Prostko feels that farmers in Georgia have not suffered as much as others have in other states such as Tennessee and Arkansas. That is due to taking actions for weed control that growers can’t do in other states. One of the most troublesome weeds growers face is called palmer amaranth and as most people in Georgia would consider it “Public Enemy Number One.” When talking about weeds, it is extremely interesting plant. It can grow up to six or seven feet tall.

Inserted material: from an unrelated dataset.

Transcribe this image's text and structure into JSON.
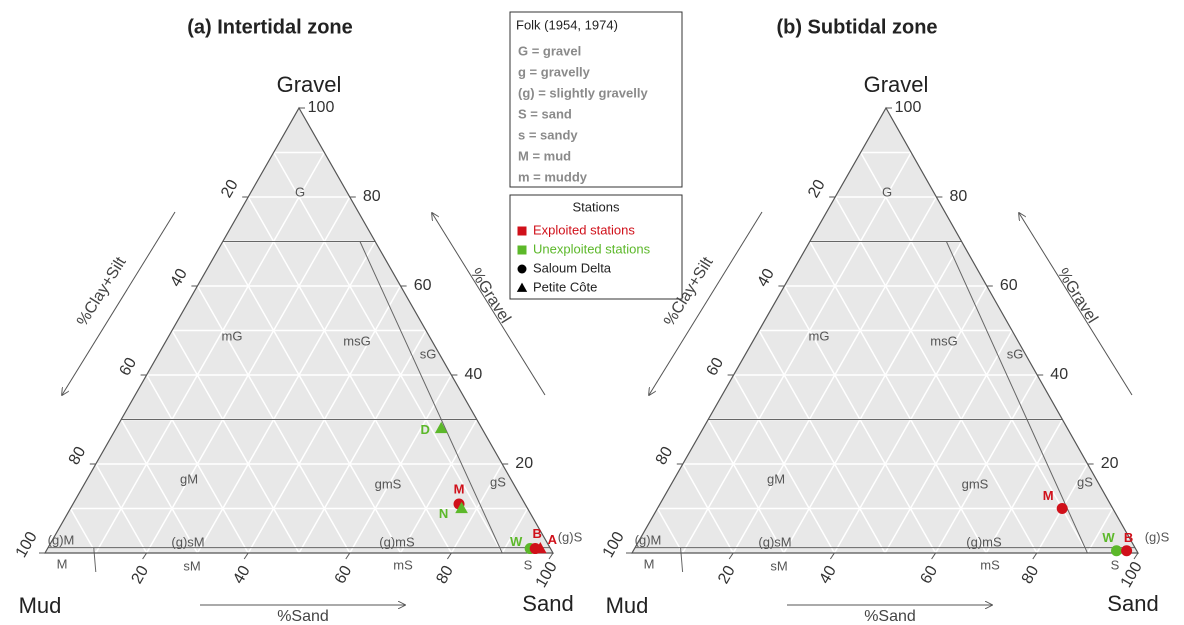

The female plants can produce up anywhere from 500 000 seed per plant or more. So, it’s extremely competitive and it’s hard to control. Researchers have developed some herbicides, but the species has evolved some resistances to some of the herbicides that growers use so it is very challenging. The plant itself is kind of woody, so it is tough on equipment if it’s left uncontrolled. When it is going through an inverter or going through the combine it can cause some problems. There are many other weeds that are present in the peanut industry. Over the last several years, palmer amaranth has really growers a lot of heartache. Fortunately, for peanuts there are some great programs to manage the weed. If growers implement those programs and with some timely moisture, they can keep it under control.
Prostko has been in Georgia for 23 years and when he first came, this plant was not a problem. Then over time, for various reasons, it has become the number one weed that growers have in not only peanuts but most of our economic crops. Having clean peanut fields is critical to the success of Georgia’s peanut production and a lot of time is spent trying to help the county agents and growers figure out the best ways to manage weeds.
Scott Monfort is a peanut agronomist with the University of Georgia. Monfort explains how Georgia is the number one peanut producer in the United States and what producers go through to make that possible. Georgia produces roughly fifty percent of the peanuts in the United States, which is equivalent to 670,000 to 700,000 acres annually. It is not an easy process that growers go through to produce this crop. Growers take on a lot of debt and stress so the university and USDA work hard to minimize that stress. They try to do all the research that is necessary to enhance the productivity of this crop and try to minimize the pests.
Monfort focused his attention the very common issue this year in peanut production, tomato spotted wilt virus. If tomato spotted wilt virus is present, you will see a lot of yellowing and stunted growth. Even though newer varieties have good resistance, it’s not immune. Monfort stated that growers must use pesticides, or in this case insecticides, for the vector. In this case, it is a small pest called thrips. He also states that even though there is a lot of tomato spotted wilt virus in the current season, farmers are still predicted to have a good crop.
Monfort informs visitors of the work that goes into producing such a valuable crop to every person in the United States. Peanuts are very important for people and people in the peanut industry want consumers to know that pride is taken in the work they do. He assured visitors of how much effort goes into producing a crop and left visitors with an understanding as to why there is a fluctuation in price and availability.